Ксаверия, с картой, намазанной краплаком, коричневой и желтой
красками, был в сохранности еще несколько лет тому назад
(какой-то небрежный клерк подшил его к черновым заметкам о
второй Сеистанской съемке Е.23го), но теперь его написанные
карандашом строки, вероятно, почти невозможно прочесть. Ким,
потея, перевел его Махбубу при свете масляной лампы на второй
день их обратного путешествия. Патхан встал и нагнулся над
своими разноцветными седельными сумами.
-- Я знал, что ты заслужишь одеяние почета, и потому
приготовил его,-- сказал он с улыбкой.-- Будь я эмиром
Афганистана (а мы, возможно, увидим его когда-нибудь), я
наполнил бы уста твои золотом.-- Он торжественно положил одежду
к ногам Кима. Тут были составные части чалмы: расшитая золотом
пешаварская шапочка конической формы и большой шарф с широкой
золотой бахромой на концах; вышитая делийская безрукавка,
широкая и развевающаяся,-- надевалась она на молочно-белую
рубашку и застегивалась на правом боку; зеленые шаровары с
поясным шнурком из крученого шелка и, в довершение всего,
благоухающие и с задорно загнутыми носками туфли из русской
кожи.
-- Обновы надо впервые надевать в пятницу утром, ибо это
приносит счастье,-- торжественно промолвил Махбуб.-- Но нам не
следует забывать о злых людях, живущих на этом свете.

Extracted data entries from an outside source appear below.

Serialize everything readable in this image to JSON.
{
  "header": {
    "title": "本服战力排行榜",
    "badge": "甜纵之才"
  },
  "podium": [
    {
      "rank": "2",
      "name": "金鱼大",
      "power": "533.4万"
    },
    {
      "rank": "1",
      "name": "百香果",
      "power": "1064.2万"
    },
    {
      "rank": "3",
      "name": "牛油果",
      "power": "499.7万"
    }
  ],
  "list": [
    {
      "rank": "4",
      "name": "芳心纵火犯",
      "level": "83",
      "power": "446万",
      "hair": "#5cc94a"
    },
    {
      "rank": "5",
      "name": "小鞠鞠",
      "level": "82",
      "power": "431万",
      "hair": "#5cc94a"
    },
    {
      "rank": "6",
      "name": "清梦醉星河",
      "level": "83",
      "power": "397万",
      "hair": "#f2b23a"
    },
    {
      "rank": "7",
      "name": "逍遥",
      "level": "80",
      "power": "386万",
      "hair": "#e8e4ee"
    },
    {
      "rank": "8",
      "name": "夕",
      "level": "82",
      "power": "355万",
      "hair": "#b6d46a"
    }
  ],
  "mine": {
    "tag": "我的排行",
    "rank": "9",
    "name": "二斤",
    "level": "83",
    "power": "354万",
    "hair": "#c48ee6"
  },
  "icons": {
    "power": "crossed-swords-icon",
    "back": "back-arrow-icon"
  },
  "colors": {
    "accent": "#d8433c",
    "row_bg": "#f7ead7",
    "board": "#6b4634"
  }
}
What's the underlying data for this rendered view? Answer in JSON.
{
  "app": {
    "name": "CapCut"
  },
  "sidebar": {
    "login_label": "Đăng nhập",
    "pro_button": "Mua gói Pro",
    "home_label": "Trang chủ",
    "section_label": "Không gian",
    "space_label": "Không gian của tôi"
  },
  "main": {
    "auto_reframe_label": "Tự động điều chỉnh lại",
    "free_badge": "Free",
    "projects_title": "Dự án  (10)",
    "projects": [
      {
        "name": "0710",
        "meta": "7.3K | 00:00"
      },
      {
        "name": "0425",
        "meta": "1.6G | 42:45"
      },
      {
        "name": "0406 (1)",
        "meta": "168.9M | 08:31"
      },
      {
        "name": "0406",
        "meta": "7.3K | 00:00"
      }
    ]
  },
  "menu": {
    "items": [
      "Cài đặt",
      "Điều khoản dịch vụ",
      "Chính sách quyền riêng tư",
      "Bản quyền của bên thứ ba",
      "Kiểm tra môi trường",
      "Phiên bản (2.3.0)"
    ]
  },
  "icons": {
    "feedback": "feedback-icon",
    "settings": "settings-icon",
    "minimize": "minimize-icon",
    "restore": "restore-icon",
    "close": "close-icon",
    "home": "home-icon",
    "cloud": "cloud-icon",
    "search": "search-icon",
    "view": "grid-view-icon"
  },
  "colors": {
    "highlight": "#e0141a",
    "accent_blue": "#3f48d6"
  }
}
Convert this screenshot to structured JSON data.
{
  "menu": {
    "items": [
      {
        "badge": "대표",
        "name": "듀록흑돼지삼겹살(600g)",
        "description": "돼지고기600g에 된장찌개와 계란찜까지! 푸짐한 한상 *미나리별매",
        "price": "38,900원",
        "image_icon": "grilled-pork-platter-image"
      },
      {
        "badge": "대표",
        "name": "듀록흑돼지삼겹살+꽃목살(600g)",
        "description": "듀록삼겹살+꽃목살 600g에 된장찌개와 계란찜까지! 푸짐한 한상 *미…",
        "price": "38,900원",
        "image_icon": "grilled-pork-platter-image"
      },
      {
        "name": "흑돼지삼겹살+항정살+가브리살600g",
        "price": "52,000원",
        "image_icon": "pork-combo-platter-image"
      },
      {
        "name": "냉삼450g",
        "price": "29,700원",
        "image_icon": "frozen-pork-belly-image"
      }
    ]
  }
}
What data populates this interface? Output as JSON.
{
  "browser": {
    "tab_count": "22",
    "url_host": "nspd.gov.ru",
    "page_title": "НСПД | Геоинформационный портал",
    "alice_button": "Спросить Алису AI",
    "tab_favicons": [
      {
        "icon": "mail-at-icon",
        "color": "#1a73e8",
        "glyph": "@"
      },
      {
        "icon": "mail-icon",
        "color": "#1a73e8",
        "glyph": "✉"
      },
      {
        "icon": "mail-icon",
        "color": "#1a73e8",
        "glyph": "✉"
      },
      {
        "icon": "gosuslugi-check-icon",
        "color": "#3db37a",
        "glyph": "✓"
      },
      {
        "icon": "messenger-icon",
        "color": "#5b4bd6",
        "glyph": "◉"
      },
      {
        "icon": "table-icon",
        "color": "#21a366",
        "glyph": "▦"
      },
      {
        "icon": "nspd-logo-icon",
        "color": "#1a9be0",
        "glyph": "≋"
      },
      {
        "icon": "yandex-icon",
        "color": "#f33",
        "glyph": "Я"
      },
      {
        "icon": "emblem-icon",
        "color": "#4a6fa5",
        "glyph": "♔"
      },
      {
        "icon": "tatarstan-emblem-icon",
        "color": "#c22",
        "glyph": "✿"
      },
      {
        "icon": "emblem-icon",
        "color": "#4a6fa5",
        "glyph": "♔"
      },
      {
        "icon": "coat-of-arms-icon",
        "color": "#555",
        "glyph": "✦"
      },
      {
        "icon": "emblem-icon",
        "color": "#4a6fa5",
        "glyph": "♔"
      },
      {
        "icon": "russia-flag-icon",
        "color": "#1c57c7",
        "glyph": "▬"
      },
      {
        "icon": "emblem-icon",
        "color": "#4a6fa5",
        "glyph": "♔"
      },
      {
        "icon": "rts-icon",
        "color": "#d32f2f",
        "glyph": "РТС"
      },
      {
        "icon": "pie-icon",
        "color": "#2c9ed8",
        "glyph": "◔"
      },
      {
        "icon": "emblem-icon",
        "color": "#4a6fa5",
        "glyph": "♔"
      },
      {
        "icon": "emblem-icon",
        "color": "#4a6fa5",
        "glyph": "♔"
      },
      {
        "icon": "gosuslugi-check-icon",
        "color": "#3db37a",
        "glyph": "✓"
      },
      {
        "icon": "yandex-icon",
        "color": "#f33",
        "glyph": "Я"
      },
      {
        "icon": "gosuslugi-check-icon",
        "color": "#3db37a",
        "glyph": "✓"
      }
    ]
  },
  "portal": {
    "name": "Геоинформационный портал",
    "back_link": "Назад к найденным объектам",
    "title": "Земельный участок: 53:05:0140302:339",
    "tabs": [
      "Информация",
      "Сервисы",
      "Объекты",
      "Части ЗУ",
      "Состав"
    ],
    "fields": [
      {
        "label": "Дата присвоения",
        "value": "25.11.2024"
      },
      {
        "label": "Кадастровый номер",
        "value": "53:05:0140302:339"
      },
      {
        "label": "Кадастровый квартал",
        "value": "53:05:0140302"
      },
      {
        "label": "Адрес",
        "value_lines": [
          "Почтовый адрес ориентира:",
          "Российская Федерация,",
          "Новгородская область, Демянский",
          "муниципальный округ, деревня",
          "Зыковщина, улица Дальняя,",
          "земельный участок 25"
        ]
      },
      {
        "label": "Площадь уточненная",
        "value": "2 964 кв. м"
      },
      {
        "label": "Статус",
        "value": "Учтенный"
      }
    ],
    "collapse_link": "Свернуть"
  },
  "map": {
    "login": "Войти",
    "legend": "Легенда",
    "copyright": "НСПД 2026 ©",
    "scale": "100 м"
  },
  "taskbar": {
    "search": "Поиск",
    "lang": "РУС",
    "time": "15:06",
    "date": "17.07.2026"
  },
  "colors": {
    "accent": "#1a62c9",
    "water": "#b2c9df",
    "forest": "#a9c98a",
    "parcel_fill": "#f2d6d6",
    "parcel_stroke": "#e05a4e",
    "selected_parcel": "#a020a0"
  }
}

Да!
Поверх всей этой роскоши, от которой у восхищенного Кима
захватило дух, он положил украшенный перламутром, никелевый
автоматический револьвер калибра 450.
-- Я подумывал, не купить ли револьвер меньшего калибра,
но рассудил, что этот заряжается казенными патронами. А их
всегда можно достать, особенно по ту сторону Границы. Встань и
дай мне взглянуть на тебя!-- Он хлопнул Кима по плечу.-- Да не
узнаешь ты никогда усталости, патхан! О сердца, обреченные на
погибель! О глаза, искоса глядящие из-под ресниц!
Ким повернулся, вытянул носки, выпрямился и невольно
коснулся усов, которые едва пробивались. Потом он склонился к
ногам Махбуба, чтобы должным образом выразить свою
признательность, погладив их легким движением рук; сердце его
было переполнено благодарностью, и это мешало ему говорить.
Махбуб предупредил его намерение и обнял юношу.